A short sketch for kdivrem

Bigint.prototype.divrem = function(bint){
var divmnu = function (q,r,u,v,m,n) {
...
return [q,r];
};
var U = this.dp;
var M = this.used;
var V = bint.dp;
var N = bint.used;
var Q = new Bigint(0);
var R = new Bigint(0);
return divmnu(Q.dp,R.dp,U,V,M,N);
};


A lot of temporary memory is used but avoiding it would make the code quite complicated, too complicated for the condition “good readability”.

There are some general optimizations possible:

1. division by $2^n \text{with } n \in\mathbb{Z}$ which are just shifts
2. division by 3 (5) which uses an approximation first
3. Divide & Conquer algorithms
4. Barret’s algorithm
5. Multiply with inverse (Newton’s method)

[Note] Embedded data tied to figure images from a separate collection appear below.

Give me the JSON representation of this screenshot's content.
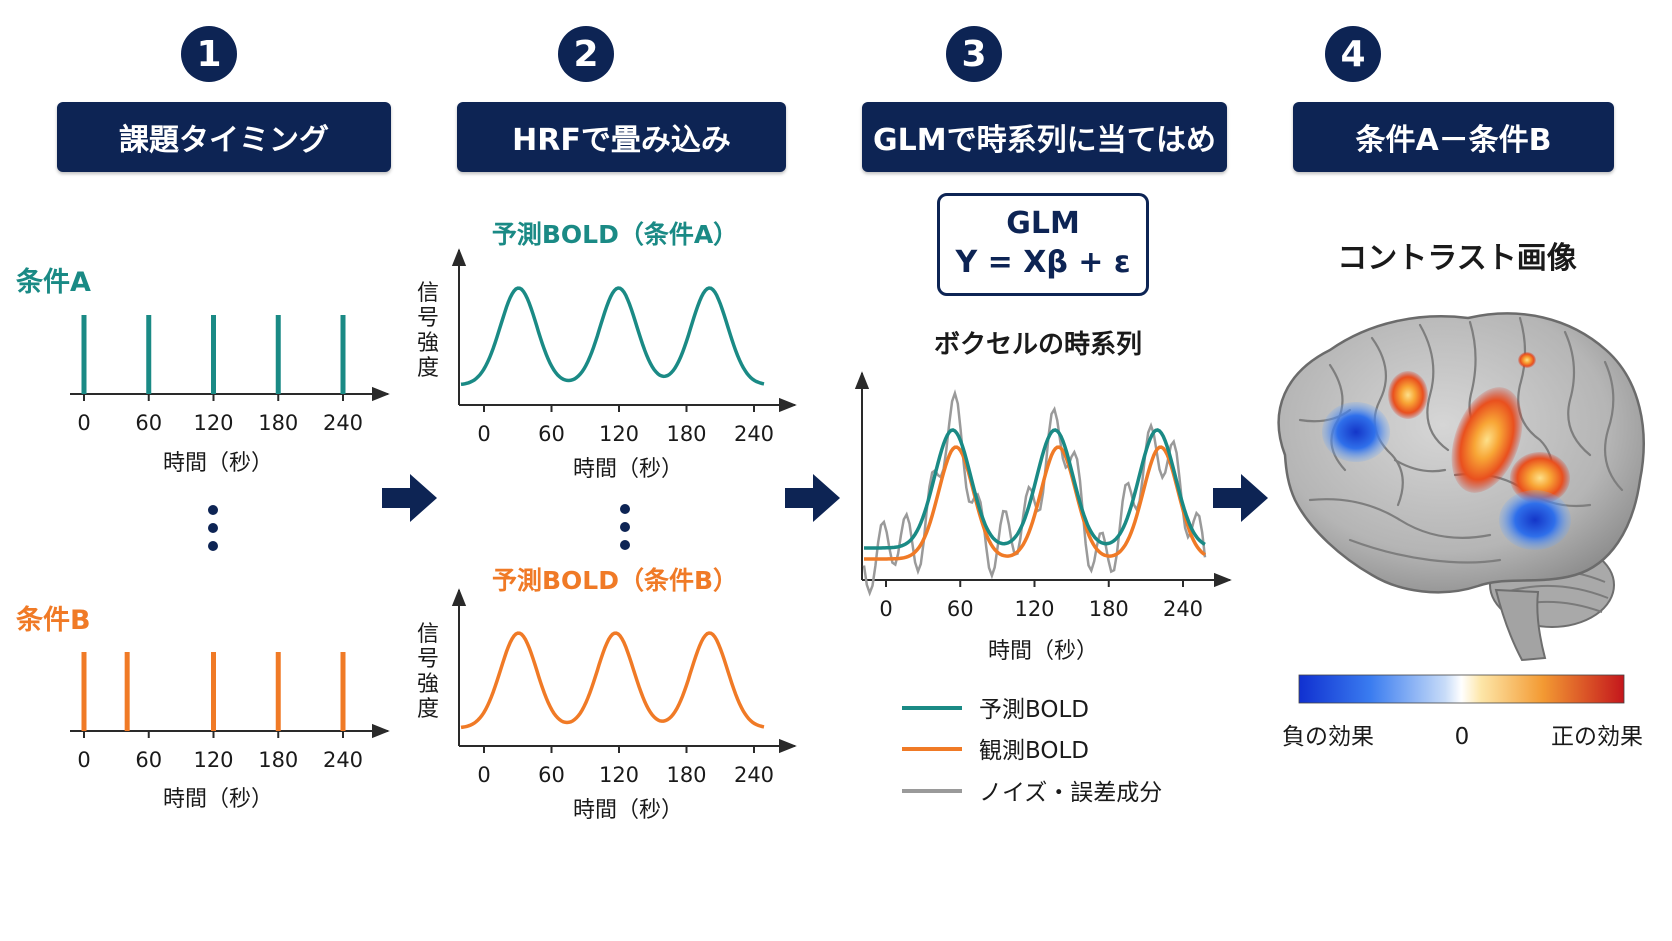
{
  "steps": [
    {
      "number": "1",
      "title": "課題タイミング"
    },
    {
      "number": "2",
      "title": "HRFで畳み込み"
    },
    {
      "number": "3",
      "title": "GLMで時系列に当てはめ"
    },
    {
      "number": "4",
      "title": "条件A－条件B"
    }
  ],
  "panel1": {
    "condA_label": "条件A",
    "condB_label": "条件B",
    "xticks": [
      "0",
      "60",
      "120",
      "180",
      "240"
    ],
    "xlabel": "時間（秒）",
    "condA_onsets": [
      0,
      60,
      120,
      180,
      240
    ],
    "condB_onsets": [
      0,
      40,
      120,
      180,
      240
    ]
  },
  "panel2": {
    "titleA": "予測BOLD（条件A）",
    "titleB": "予測BOLD（条件B）",
    "ylabel": "信号強度",
    "xticks": [
      "0",
      "60",
      "120",
      "180",
      "240"
    ],
    "xlabel": "時間（秒）"
  },
  "panel3": {
    "glm_title": "GLM",
    "glm_equation": "Y = Xβ + ε",
    "chart_title": "ボクセルの時系列",
    "xticks": [
      "0",
      "60",
      "120",
      "180",
      "240"
    ],
    "xlabel": "時間（秒）",
    "legend": [
      {
        "label": "予測BOLD",
        "color": "#1a8a85"
      },
      {
        "label": "観測BOLD",
        "color": "#f07a26"
      },
      {
        "label": "ノイズ・誤差成分",
        "color": "#9a9a9a"
      }
    ]
  },
  "panel4": {
    "title": "コントラスト画像",
    "colorbar_left": "負の効果",
    "colorbar_mid": "0",
    "colorbar_right": "正の効果"
  },
  "colors": {
    "navy": "#0d2454",
    "teal": "#1a8a85",
    "orange": "#f07a26",
    "gray": "#9a9a9a"
  }
}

The first point is a must, item two is easy to implement, so I’ll do it, position three, Well, I tried one with libtommath but the gain was small and only with very large numbers and not even always—Barret’s algorithm and Newton’s method are fast[1] and relatively simple to implement on the other hand, so they win this contest.

I won’t treat school book addition and multiplication here, that is really left as an exercise for the reader 😉

Now that I have the basics, I’m going to use it.

• exponentiation
• squaring
• (E)GCD
• Square- and other roots
• Some operations modulo x

I think I’ll treat multiplication in my next post. Squaring, Toom-Cook (incl. Karatsuba) and, if that thing doesn’t grow too big FFT multiplication. Not to forget operator balancing which can gain quite much for multiplication.

[1] Hasselström, Karl. “Fast Division of Large Integers.” (2003).